For deeper directories (e.g., `services/api/`), include a "Scope" note at the top clarifying inheritance from parent AGENTS instructions. Always confirm with the developer before drafting new per-directory AGENTS files so you do not duplicate existing guidance or create unnecessary overhead.

---

## Phase 3 · Compose AGENTS.md
Use the template below and adapt each section to the project:

```markdown
# Project Agent Guide

> Scope: Root project (applies to all subdirectories unless overridden)

## Quick Facts
- **Primary language:**
- **Package manager:**
- **Entrypoints:**
- **CI/CD:**

## Repository Tour
- `path/` — description & owner

## Tooling & Setup
- Install instructions (per OS)
- Required environment variables (with purpose)
- Secrets management notes

## Common Tasks
- `just <task>` — what it does (preferred)
- `make <target>` — what it does
- Raw command fallback when automation missing

## Testing & Quality Gates
- Unit/integration test commands
- Lint/format commands
- Coverage expectations & thresholds
- CI status command or dashboard link

## Workflow Expectations
- Branch naming and review rules
- Feature toggles or release cadence
- Any approval or ticket linkage requirements

## Documentation Duties
- Update `README.md` when features, setup steps, or developer ergonomics change materially
- List other docs to refresh (architecture, ADRs, etc.)

## Finish the Task Checklist
- [ ] Update relevant docs (& `README.md` if significant changes landed)
- [ ] Summarize changes in conventional commit format (e.g., `feat: ...`, `fix: ...`)
```

### Subdirectory Template (Use Only with Developer Approval)
```markdown
# <Directory Name> Agent Guide

> Scope: ./path/to/directory (inherits root AGENTS.md unless noted)

## Purpose
- What lives here
- Who owns it (team/contact)

## Key Files
- `file_or_folder/` — why it matters

## Common Tasks
- `just <task>` / `make <target>` / command snippets scoped to this directory

## Testing & Quality
- Specific tests, linters, or data fixtures for this directory

## Hand-off Notes
- Docs or runbooks to reference
- Open questions captured during discovery
```
Only create these per-directory guides after confirming with the developer which areas need dedicated context and what information should be emphasized.

**Writing Notes:**
- Keep language direct and actionable.

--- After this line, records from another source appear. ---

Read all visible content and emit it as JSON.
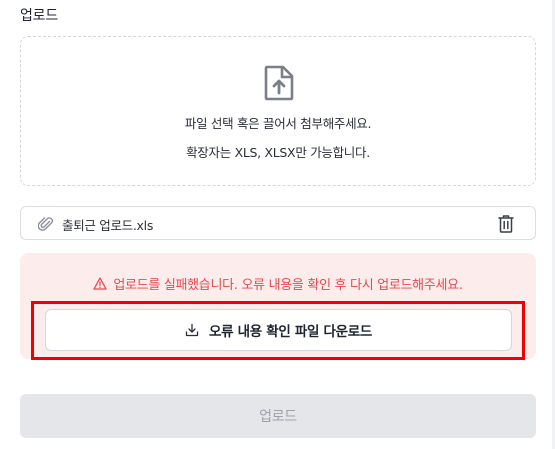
{
  "section": {
    "title": "업로드"
  },
  "dropzone": {
    "icon": "file-upload-icon",
    "line1": "파일 선택 혹은 끌어서 첨부해주세요.",
    "line2": "확장자는 XLS, XLSX만 가능합니다."
  },
  "file": {
    "icon": "paperclip-icon",
    "name": "출퇴근 업로드.xls",
    "delete_icon": "trash-icon"
  },
  "error": {
    "icon": "warning-triangle-icon",
    "message": "업로드를 실패했습니다. 오류 내용을 확인 후 다시 업로드해주세요.",
    "color": "#e5484d",
    "background": "#fdecec"
  },
  "download_button": {
    "icon": "download-icon",
    "label": "오류 내용 확인 파일 다운로드"
  },
  "upload_button": {
    "label": "업로드",
    "state": "disabled"
  },
  "highlight_color": "#f00000"
}
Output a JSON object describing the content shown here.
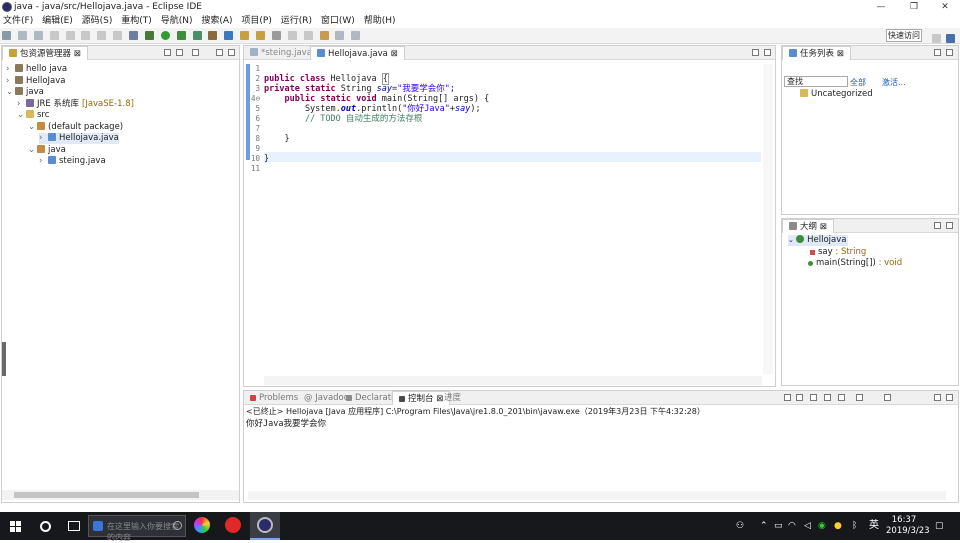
{
  "window": {
    "title": "java - java/src/Hellojava.java - Eclipse IDE",
    "min": "—",
    "max": "❐",
    "close": "✕"
  },
  "menu": [
    "文件(F)",
    "编辑(E)",
    "源码(S)",
    "重构(T)",
    "导航(N)",
    "搜索(A)",
    "项目(P)",
    "运行(R)",
    "窗口(W)",
    "帮助(H)"
  ],
  "quick_access": "快速访问",
  "explorer": {
    "tab": "包资源管理器 ⊠",
    "items": [
      {
        "label": "hello java",
        "level": 0,
        "twisty": "›",
        "icon": "project"
      },
      {
        "label": "HelloJava",
        "level": 0,
        "twisty": "›",
        "icon": "project"
      },
      {
        "label": "java",
        "level": 0,
        "twisty": "⌄",
        "icon": "project"
      },
      {
        "label": "JRE 系统库",
        "suffix": "[JavaSE-1.8]",
        "level": 1,
        "twisty": "›",
        "icon": "library"
      },
      {
        "label": "src",
        "level": 1,
        "twisty": "⌄",
        "icon": "folder"
      },
      {
        "label": "(default package)",
        "level": 2,
        "twisty": "⌄",
        "icon": "package"
      },
      {
        "label": "Hellojava.java",
        "level": 3,
        "twisty": "›",
        "icon": "file",
        "selected": true
      },
      {
        "label": "java",
        "level": 2,
        "twisty": "⌄",
        "icon": "package"
      },
      {
        "label": "steing.java",
        "level": 3,
        "twisty": "›",
        "icon": "file"
      }
    ]
  },
  "editor": {
    "tabs": [
      {
        "label": "*steing.java",
        "active": false
      },
      {
        "label": "Hellojava.java ⊠",
        "active": true
      }
    ],
    "line_numbers": [
      "1",
      "2",
      "3",
      "4⊖",
      "5",
      "6",
      "7",
      "8",
      "9",
      "10",
      "11"
    ]
  },
  "tasks": {
    "tab": "任务列表 ⊠",
    "search_placeholder": "查找",
    "all": "全部",
    "activate": "激活...",
    "category": "Uncategorized"
  },
  "outline": {
    "tab": "大纲 ⊠",
    "class_name": "Hellojava",
    "field_name": "say",
    "field_type": " : String",
    "method_name": "main(String[])",
    "method_type": " : void"
  },
  "console": {
    "tabs": [
      "Problems",
      "@ Javadoc",
      "Declaration",
      "控制台 ⊠",
      "进度"
    ],
    "header": "<已终止> Hellojava [Java 应用程序] C:\\Program Files\\Java\\jre1.8.0_201\\bin\\javaw.exe（2019年3月23日 下午4:32:28）",
    "output": "你好Java我要学会你"
  },
  "taskbar": {
    "search_placeholder": "在这里输入你要搜索的内容",
    "ime": "英",
    "time": "16:37",
    "date": "2019/3/23"
  }
}
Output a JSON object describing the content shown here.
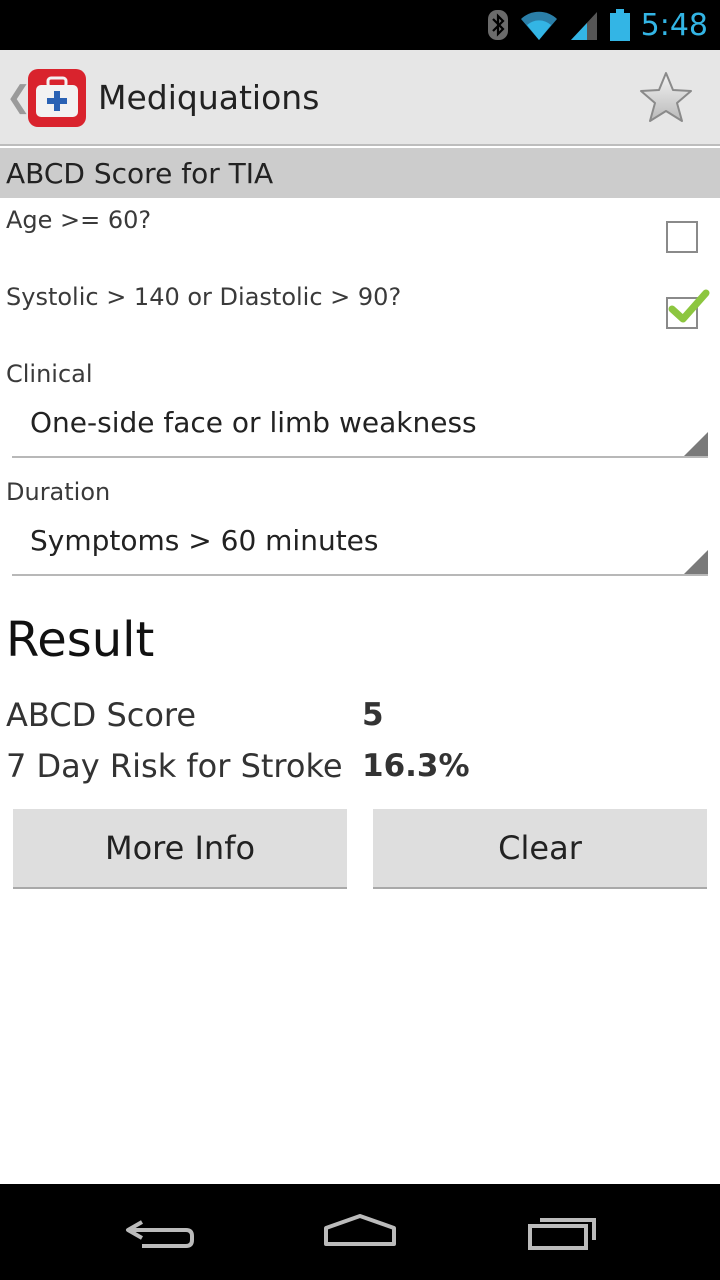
{
  "status_bar": {
    "time": "5:48",
    "icons": [
      "bluetooth-icon",
      "wifi-icon",
      "signal-icon",
      "battery-icon"
    ]
  },
  "action_bar": {
    "title": "Mediquations",
    "logo_icon": "medical-kit-icon",
    "favorite_icon": "star-icon"
  },
  "form": {
    "section_title": "ABCD Score for TIA",
    "age_label": "Age >= 60?",
    "age_checked": false,
    "bp_label": "Systolic > 140 or Diastolic > 90?",
    "bp_checked": true,
    "clinical_label": "Clinical",
    "clinical_value": "One-side face or limb weakness",
    "duration_label": "Duration",
    "duration_value": "Symptoms > 60 minutes"
  },
  "result": {
    "title": "Result",
    "score_label": "ABCD Score",
    "score_value": "5",
    "risk_label": "7 Day Risk for Stroke",
    "risk_value": "16.3%"
  },
  "buttons": {
    "more_info": "More Info",
    "clear": "Clear"
  },
  "nav_bar": {
    "icons": [
      "back-icon",
      "home-icon",
      "recent-apps-icon"
    ]
  },
  "colors": {
    "status_time": "#33b5e5",
    "action_bar_bg": "#e6e6e6",
    "section_header_bg": "#cccccc",
    "check_green": "#8cc63f",
    "logo_red": "#d9232d"
  }
}
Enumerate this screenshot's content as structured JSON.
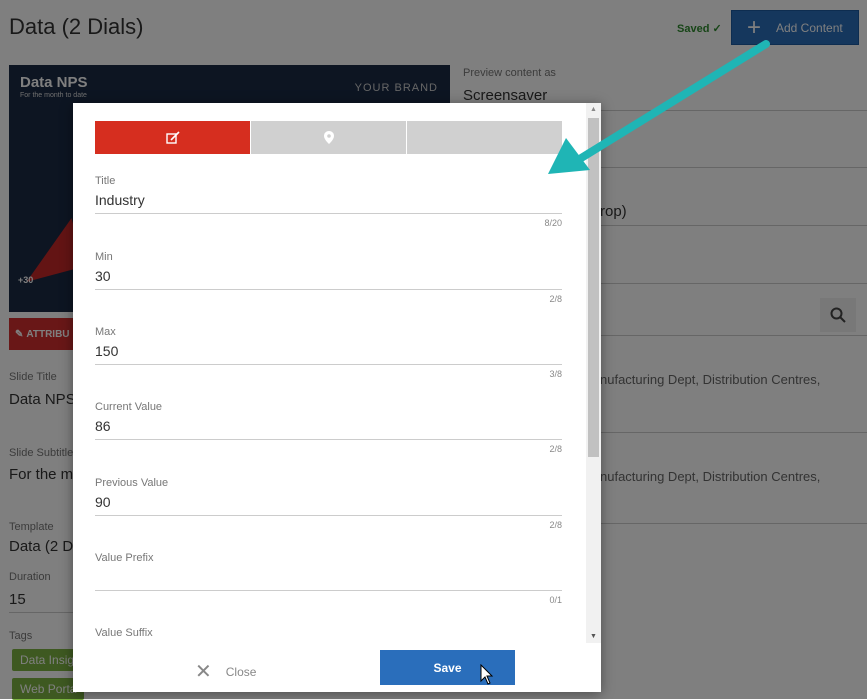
{
  "page": {
    "title": "Data (2 Dials)",
    "saved": "Saved ✓",
    "add_content": "Add Content"
  },
  "thumbnail": {
    "title": "Data NPS",
    "subtitle": "For the month to date",
    "brand": "YOUR BRAND",
    "value": "+30"
  },
  "attributes_label": "ATTRIBU",
  "left_fields": {
    "slide_title_label": "Slide Title",
    "slide_title_value": "Data NPS",
    "slide_subtitle_label": "Slide Subtitle",
    "slide_subtitle_value": "For the m",
    "template_label": "Template",
    "template_value": "Data (2 Di",
    "duration_label": "Duration",
    "duration_value": "15",
    "tags_label": "Tags",
    "tags": [
      "Data Insig",
      "Web Porta"
    ]
  },
  "right_panel": {
    "preview_label": "Preview content as",
    "preview_value": "Screensaver",
    "crop_text": "rop)",
    "row1": "nufacturing Dept, Distribution Centres,",
    "row2": "nufacturing Dept, Distribution Centres,"
  },
  "modal": {
    "fields": [
      {
        "label": "Title",
        "value": "Industry",
        "count": "8/20"
      },
      {
        "label": "Min",
        "value": "30",
        "count": "2/8"
      },
      {
        "label": "Max",
        "value": "150",
        "count": "3/8"
      },
      {
        "label": "Current Value",
        "value": "86",
        "count": "2/8"
      },
      {
        "label": "Previous Value",
        "value": "90",
        "count": "2/8"
      },
      {
        "label": "Value Prefix",
        "value": "",
        "count": "0/1"
      },
      {
        "label": "Value Suffix",
        "value": "",
        "count": ""
      }
    ],
    "close_label": "Close",
    "save_label": "Save"
  },
  "colors": {
    "primary": "#2a6ebb",
    "active_tab": "#d62e1f",
    "tag": "#7cb342",
    "arrow": "#1fb5b5"
  }
}
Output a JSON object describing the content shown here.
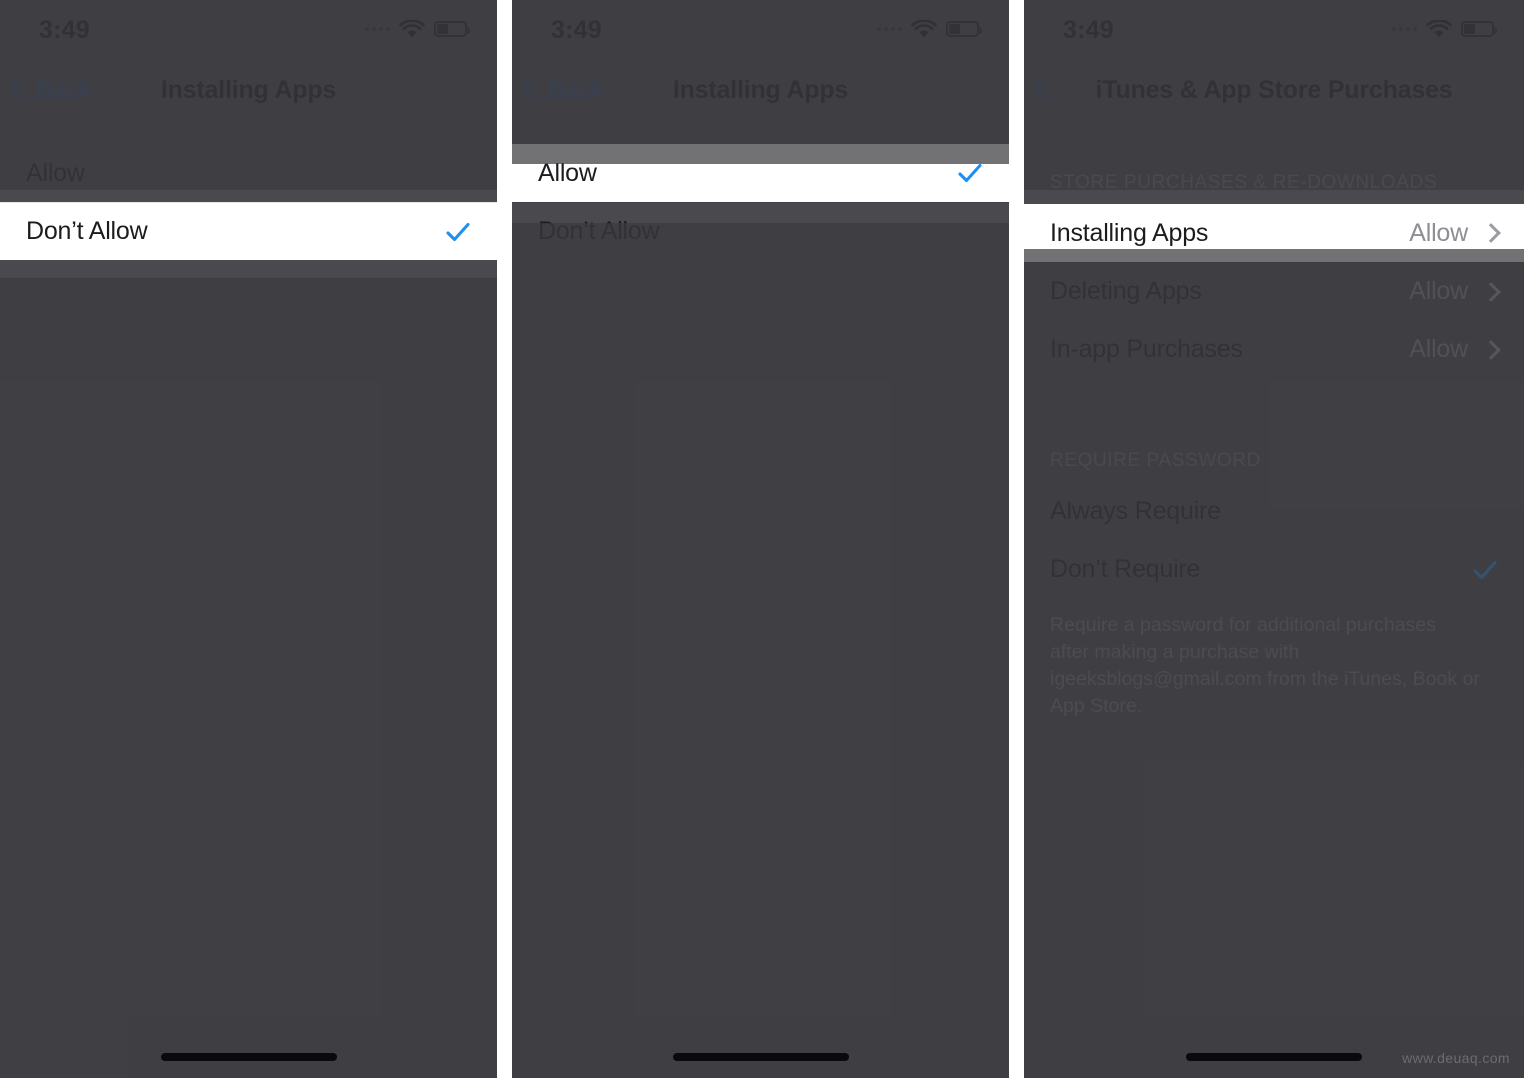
{
  "status_bar": {
    "time": "3:49",
    "signal_icon": "signal-dots-icon",
    "wifi_icon": "wifi-icon",
    "battery_icon": "battery-low-icon"
  },
  "panel_1": {
    "nav": {
      "back_label": "Back",
      "back_icon": "chevron-left-icon",
      "title": "Installing Apps"
    },
    "rows": [
      {
        "label": "Allow",
        "selected": false,
        "highlighted": false
      },
      {
        "label": "Don’t Allow",
        "selected": true,
        "highlighted": true
      }
    ],
    "check_icon": "checkmark-icon"
  },
  "panel_2": {
    "nav": {
      "back_label": "Back",
      "back_icon": "chevron-left-icon",
      "title": "Installing Apps"
    },
    "rows": [
      {
        "label": "Allow",
        "selected": true,
        "highlighted": true
      },
      {
        "label": "Don’t Allow",
        "selected": false,
        "highlighted": false
      }
    ],
    "check_icon": "checkmark-icon"
  },
  "panel_3": {
    "nav": {
      "back_label": "",
      "back_icon": "chevron-left-icon",
      "title": "iTunes & App Store Purchases"
    },
    "section_1": {
      "header": "STORE PURCHASES & RE-DOWNLOADS",
      "rows": [
        {
          "label": "Installing Apps",
          "value": "Allow",
          "highlighted": true
        },
        {
          "label": "Deleting Apps",
          "value": "Allow",
          "highlighted": false
        },
        {
          "label": "In-app Purchases",
          "value": "Allow",
          "highlighted": false
        }
      ]
    },
    "section_2": {
      "header": "REQUIRE PASSWORD",
      "rows": [
        {
          "label": "Always Require",
          "selected": false
        },
        {
          "label": "Don’t Require",
          "selected": true
        }
      ],
      "footnote": "Require a password for additional purchases after making a purchase with igeeksblogs@gmail.com from the iTunes, Book or App Store."
    },
    "chevron_icon": "chevron-right-icon",
    "check_icon": "checkmark-icon"
  },
  "colors": {
    "accent_blue": "#0a84ff",
    "dim_overlay": "#4a494e",
    "highlight_bg": "#ffffff",
    "value_gray": "#8a8a8e"
  },
  "watermark": "www.deuaq.com"
}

Agents should follow commands verbatim.
- Mention the preferred order of operations (e.g., "Always run `just format` before opening a PR").
- When referencing scripts, include relative paths so agents can jump quickly (e.g., ``scripts/bootstrap.sh``).
- Incorporate a trimmed `tree --gitignore` snapshot (or link to the saved artifact) so readers grasp layout quickly.
- In the Repository Tour, highlight where `plans/`, `docs/`, design docs, or ADRs live if present.
- Call out any unanswered questions as action items, and confirm with the developer before creating any per-directory AGENTS overlays.
- If the project mixes languages/platforms, add subsections per component but keep global guidance first.

---

## Phase 4 · Validate & Wrap Up
1. **Self-review**
   - Does the file respect AGENTS scope rules? (Mention inheritance or overrides.)
   - Are all critical commands documented, especially automation entry points?
   - Is the README update expectation explicit?
   - Did you obtain developer approval before adding any per-directory AGENTS files, and is that approval reflected in the write-up?
   - Does the "Finish the Task" checklist include the conventional commit summary reminder?
2. **Formatting**
   - Ensure headings use Title Case, commands are wrapped in backticks, and lists are concise.
   - Keep sections under ~8 bullets unless a table is clearer.
3. **Handoff Summary**
   - When delivering the AGENTS.md to the user, include:
     - A short summary of major sections added/updated.
     - Confirmation that README and conventional commit reminders are present.
     - Any follow-up suggestions (e.g., missing tests or outdated scripts).

Use this skill whenever a repo lacks AGENTS context or when existing instructions are incomplete or outdated. The goal is to leave future agents with a single, trustworthy map of the project, its tooling, and the expectations for finishing tasks responsibly.